Ah, well, being paid to do the real beta testing and waiting so vendors can see the real final code! Those are the real "dot zero" adopters you speak of that know that everything at the last minute was changed and all their toil and hard work went to naught as they finally look - more than a few do rought outline and tests knowing though that they need to have bird in the hand to really test XYZ.
Users that plunge in of course can take one small extra step to protect them from their own folly and clone their system and setup a dual boot setup to run Lion and test ML.
I've been using Windows 8 now for over 9 months and I know some of what to expect, as do millions of others, and that the new RP really did make a lot of (serious) changes under the hood. I am shocked at what I thought was an abberition with 10.3, oh no, 10.4.0 also? and even 10.5.0 but wait, they learned and shipped 10.7.0 so it wouldn't brick a Boot Camp parition with Lion Recovery? No? really never tested for that scenerio or what would happen to Vista and XP owners ?
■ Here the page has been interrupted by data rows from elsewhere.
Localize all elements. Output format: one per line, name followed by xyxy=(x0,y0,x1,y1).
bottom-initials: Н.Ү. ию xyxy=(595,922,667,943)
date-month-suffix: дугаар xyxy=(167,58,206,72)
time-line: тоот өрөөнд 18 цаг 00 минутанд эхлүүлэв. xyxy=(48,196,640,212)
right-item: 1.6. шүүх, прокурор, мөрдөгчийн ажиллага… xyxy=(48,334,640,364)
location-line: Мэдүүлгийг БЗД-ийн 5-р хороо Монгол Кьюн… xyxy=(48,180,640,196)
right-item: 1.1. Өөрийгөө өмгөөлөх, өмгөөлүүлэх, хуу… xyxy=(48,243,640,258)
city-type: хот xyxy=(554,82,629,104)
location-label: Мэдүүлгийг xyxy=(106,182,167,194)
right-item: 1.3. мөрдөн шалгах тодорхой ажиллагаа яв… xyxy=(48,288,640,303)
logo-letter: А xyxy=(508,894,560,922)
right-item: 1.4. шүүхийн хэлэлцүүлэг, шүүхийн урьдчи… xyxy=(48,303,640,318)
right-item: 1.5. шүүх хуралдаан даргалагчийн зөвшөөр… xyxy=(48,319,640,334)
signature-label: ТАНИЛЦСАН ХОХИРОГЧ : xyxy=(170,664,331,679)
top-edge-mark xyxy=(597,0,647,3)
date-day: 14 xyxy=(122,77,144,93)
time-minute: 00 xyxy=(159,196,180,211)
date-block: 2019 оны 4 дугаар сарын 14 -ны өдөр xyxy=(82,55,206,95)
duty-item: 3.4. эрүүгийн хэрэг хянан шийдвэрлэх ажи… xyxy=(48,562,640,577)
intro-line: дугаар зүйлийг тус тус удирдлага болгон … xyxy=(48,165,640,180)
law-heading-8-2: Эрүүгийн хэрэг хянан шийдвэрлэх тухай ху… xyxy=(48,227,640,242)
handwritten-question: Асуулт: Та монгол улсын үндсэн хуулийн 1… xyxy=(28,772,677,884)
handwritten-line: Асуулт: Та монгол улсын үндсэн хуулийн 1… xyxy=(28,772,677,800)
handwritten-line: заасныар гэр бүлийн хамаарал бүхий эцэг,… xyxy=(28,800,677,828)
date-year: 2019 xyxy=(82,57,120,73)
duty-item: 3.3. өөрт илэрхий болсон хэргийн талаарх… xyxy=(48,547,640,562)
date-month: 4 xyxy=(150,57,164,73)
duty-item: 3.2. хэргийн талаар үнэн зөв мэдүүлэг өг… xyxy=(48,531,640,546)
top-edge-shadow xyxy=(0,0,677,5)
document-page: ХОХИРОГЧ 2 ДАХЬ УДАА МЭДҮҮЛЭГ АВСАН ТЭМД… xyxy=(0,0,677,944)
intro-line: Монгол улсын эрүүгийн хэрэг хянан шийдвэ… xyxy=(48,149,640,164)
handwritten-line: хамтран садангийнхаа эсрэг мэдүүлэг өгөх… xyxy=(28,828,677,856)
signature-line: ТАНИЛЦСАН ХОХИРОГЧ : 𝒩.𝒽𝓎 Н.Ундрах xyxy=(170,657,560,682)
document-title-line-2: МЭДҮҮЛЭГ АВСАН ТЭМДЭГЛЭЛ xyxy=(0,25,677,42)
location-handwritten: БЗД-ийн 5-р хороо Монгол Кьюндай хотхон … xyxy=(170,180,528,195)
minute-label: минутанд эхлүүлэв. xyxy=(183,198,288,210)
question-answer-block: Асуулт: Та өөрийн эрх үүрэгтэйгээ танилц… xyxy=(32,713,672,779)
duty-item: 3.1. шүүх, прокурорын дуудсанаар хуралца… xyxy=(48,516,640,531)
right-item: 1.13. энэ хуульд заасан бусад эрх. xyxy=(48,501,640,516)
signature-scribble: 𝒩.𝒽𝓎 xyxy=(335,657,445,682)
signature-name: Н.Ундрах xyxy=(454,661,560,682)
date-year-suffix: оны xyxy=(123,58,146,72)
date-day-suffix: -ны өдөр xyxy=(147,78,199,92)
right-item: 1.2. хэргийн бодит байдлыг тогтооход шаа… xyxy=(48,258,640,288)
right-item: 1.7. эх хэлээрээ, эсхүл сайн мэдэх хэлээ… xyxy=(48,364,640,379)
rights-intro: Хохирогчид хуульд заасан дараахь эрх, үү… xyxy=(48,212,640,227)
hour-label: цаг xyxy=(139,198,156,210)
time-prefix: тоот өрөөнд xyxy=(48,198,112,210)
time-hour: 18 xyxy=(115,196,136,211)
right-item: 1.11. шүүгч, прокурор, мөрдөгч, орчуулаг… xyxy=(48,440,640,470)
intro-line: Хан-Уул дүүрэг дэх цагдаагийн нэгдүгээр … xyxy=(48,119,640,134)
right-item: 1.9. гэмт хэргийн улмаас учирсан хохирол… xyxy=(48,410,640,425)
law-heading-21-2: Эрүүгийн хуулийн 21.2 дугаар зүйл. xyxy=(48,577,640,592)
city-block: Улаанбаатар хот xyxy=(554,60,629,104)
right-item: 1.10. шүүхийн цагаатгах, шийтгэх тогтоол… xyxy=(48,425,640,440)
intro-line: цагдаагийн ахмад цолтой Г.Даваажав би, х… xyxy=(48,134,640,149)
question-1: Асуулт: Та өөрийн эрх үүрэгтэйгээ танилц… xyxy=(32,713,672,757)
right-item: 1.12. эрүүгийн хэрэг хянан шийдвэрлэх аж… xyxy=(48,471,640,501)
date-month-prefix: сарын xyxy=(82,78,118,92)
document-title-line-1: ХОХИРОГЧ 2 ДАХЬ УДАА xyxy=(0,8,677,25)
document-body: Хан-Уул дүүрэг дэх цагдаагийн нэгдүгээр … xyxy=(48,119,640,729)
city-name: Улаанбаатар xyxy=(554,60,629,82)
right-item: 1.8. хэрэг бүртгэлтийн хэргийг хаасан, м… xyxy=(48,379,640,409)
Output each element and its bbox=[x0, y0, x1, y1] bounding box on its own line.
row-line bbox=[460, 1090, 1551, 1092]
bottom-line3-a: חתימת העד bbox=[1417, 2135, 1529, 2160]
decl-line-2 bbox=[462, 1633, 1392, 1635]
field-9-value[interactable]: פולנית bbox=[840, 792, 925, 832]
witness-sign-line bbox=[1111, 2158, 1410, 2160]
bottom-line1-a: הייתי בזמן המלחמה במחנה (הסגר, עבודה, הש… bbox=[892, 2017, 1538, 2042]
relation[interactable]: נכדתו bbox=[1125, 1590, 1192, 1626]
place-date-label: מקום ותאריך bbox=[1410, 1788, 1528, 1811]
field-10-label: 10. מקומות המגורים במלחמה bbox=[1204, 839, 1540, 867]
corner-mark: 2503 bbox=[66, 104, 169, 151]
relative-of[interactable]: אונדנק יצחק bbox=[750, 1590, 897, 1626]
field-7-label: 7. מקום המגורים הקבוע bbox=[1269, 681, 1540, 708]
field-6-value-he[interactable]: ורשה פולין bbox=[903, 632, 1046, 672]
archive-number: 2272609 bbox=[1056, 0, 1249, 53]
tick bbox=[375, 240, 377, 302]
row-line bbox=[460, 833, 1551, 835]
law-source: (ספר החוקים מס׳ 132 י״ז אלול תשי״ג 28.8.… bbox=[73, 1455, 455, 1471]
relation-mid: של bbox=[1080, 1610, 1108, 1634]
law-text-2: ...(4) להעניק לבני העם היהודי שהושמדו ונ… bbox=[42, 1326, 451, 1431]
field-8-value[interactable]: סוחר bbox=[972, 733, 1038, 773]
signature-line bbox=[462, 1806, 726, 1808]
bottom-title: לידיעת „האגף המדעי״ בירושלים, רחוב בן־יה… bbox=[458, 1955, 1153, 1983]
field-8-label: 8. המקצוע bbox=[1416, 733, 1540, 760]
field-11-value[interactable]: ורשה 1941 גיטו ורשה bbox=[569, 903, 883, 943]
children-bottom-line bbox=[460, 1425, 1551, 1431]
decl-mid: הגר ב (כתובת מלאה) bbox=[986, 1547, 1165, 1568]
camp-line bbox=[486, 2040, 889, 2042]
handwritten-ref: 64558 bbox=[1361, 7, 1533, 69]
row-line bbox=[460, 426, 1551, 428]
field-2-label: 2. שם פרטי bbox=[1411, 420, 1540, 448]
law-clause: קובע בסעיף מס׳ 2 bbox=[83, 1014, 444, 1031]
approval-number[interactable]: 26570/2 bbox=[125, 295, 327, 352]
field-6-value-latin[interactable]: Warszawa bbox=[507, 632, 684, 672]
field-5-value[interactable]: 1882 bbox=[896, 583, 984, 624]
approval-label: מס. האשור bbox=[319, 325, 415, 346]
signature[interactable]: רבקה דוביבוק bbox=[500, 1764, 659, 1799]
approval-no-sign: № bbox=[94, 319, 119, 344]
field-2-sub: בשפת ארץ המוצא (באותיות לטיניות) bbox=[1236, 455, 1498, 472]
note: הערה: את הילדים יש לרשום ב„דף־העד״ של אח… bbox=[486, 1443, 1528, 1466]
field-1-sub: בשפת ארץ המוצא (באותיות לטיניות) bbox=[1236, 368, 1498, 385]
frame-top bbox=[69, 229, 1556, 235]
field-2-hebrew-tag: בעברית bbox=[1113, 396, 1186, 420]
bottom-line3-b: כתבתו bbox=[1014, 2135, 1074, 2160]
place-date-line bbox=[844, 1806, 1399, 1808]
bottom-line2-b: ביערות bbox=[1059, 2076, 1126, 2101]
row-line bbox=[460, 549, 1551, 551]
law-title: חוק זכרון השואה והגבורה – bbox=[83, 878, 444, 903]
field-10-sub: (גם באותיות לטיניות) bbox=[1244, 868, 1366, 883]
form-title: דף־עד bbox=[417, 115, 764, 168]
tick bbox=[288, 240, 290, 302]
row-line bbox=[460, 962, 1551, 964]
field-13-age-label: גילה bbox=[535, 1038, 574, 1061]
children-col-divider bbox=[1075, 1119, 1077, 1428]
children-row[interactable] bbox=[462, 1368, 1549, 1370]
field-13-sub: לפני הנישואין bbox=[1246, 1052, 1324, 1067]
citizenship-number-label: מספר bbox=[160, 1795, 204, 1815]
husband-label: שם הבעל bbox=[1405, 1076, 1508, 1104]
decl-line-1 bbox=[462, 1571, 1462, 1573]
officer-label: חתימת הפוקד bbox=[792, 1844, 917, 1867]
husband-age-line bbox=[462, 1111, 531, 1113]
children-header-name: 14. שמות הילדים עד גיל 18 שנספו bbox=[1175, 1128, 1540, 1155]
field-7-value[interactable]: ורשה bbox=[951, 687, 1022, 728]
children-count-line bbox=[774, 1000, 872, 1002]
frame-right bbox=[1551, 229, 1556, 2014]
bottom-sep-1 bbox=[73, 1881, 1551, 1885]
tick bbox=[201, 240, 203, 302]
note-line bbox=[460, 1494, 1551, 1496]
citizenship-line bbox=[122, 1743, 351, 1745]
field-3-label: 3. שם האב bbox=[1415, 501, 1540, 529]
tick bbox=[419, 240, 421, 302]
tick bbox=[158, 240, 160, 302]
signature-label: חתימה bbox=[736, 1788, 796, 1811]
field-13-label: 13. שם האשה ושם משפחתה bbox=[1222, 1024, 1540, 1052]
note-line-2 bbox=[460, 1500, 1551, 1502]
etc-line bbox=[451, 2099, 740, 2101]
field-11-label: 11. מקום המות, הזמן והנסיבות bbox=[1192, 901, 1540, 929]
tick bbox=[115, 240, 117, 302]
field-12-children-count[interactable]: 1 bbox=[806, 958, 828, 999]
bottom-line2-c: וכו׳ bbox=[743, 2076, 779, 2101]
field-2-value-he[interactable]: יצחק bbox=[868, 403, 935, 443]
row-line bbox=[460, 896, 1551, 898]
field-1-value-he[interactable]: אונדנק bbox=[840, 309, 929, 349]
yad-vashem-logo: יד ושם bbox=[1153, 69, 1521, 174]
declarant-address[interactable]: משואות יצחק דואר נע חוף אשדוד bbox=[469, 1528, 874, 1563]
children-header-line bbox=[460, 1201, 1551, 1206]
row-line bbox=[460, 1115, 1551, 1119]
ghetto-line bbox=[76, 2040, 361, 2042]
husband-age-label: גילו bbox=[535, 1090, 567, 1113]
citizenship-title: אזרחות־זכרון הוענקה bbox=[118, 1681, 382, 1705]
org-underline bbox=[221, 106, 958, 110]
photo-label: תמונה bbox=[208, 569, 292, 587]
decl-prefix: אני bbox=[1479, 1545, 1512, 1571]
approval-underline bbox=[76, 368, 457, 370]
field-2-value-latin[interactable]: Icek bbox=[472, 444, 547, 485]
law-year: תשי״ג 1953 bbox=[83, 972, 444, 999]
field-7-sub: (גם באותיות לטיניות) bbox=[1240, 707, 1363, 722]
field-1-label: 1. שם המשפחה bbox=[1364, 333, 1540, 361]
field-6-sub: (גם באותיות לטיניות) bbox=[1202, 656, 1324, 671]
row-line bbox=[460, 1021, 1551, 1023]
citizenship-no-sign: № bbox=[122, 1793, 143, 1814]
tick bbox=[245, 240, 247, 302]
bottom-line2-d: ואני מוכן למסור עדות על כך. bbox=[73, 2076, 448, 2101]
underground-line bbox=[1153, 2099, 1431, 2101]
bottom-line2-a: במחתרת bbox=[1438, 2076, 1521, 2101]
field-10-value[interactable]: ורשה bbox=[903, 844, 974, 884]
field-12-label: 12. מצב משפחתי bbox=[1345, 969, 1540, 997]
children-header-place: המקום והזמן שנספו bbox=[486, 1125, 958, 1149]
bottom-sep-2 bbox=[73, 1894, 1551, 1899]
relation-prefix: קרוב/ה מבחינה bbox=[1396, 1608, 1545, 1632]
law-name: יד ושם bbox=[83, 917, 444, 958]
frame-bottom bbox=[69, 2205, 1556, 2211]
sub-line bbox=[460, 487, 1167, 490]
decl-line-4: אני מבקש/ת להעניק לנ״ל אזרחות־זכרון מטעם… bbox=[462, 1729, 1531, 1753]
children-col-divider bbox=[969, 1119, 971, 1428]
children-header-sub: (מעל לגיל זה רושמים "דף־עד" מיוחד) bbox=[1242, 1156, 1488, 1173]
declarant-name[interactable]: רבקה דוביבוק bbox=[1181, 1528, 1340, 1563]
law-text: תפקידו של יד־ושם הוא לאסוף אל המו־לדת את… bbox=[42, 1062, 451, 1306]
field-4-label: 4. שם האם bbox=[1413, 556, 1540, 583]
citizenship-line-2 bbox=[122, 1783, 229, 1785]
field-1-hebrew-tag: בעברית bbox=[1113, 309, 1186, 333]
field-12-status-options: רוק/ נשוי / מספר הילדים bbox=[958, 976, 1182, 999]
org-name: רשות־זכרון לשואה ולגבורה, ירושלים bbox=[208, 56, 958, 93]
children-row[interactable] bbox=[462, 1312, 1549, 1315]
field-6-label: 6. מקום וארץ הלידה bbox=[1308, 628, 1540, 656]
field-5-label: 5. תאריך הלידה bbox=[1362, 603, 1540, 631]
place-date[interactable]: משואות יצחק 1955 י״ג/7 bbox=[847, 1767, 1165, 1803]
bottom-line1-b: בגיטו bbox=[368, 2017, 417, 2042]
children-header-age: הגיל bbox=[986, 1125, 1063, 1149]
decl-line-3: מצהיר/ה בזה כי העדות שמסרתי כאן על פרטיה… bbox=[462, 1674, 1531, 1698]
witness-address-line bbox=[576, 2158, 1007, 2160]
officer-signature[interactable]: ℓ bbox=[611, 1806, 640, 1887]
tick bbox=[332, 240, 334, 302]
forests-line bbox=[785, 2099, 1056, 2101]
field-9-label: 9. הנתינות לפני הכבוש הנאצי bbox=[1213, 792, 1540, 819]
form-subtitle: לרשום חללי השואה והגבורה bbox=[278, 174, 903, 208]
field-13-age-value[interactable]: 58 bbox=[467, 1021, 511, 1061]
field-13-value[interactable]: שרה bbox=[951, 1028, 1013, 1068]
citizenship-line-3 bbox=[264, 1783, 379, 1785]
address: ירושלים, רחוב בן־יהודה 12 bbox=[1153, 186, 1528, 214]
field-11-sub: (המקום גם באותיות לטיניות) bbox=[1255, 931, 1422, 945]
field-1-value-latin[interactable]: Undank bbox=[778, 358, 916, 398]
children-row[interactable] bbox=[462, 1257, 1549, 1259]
Yes, most user errors can be minimized and almost but not entirely avoided with some backup plans and strategy and of course cloning the system.
When I installed 8 it could even "undo" and revert back to what was there before if I wanted, in place.
I do these things just to know what is hype and what is window dressing and to get ideas. At work we use to keep a small mainframe just for testing a parallel production system if possible and to run multiple opeating systems under MVS.
What Parallels did for Snow Leopard was nice, but I would liike to see SL have run Lion in full hardware VT mode or totally sandboxed.
I dread the first two weeks of forum chatter when the oohs and ahhs and head scratching hit.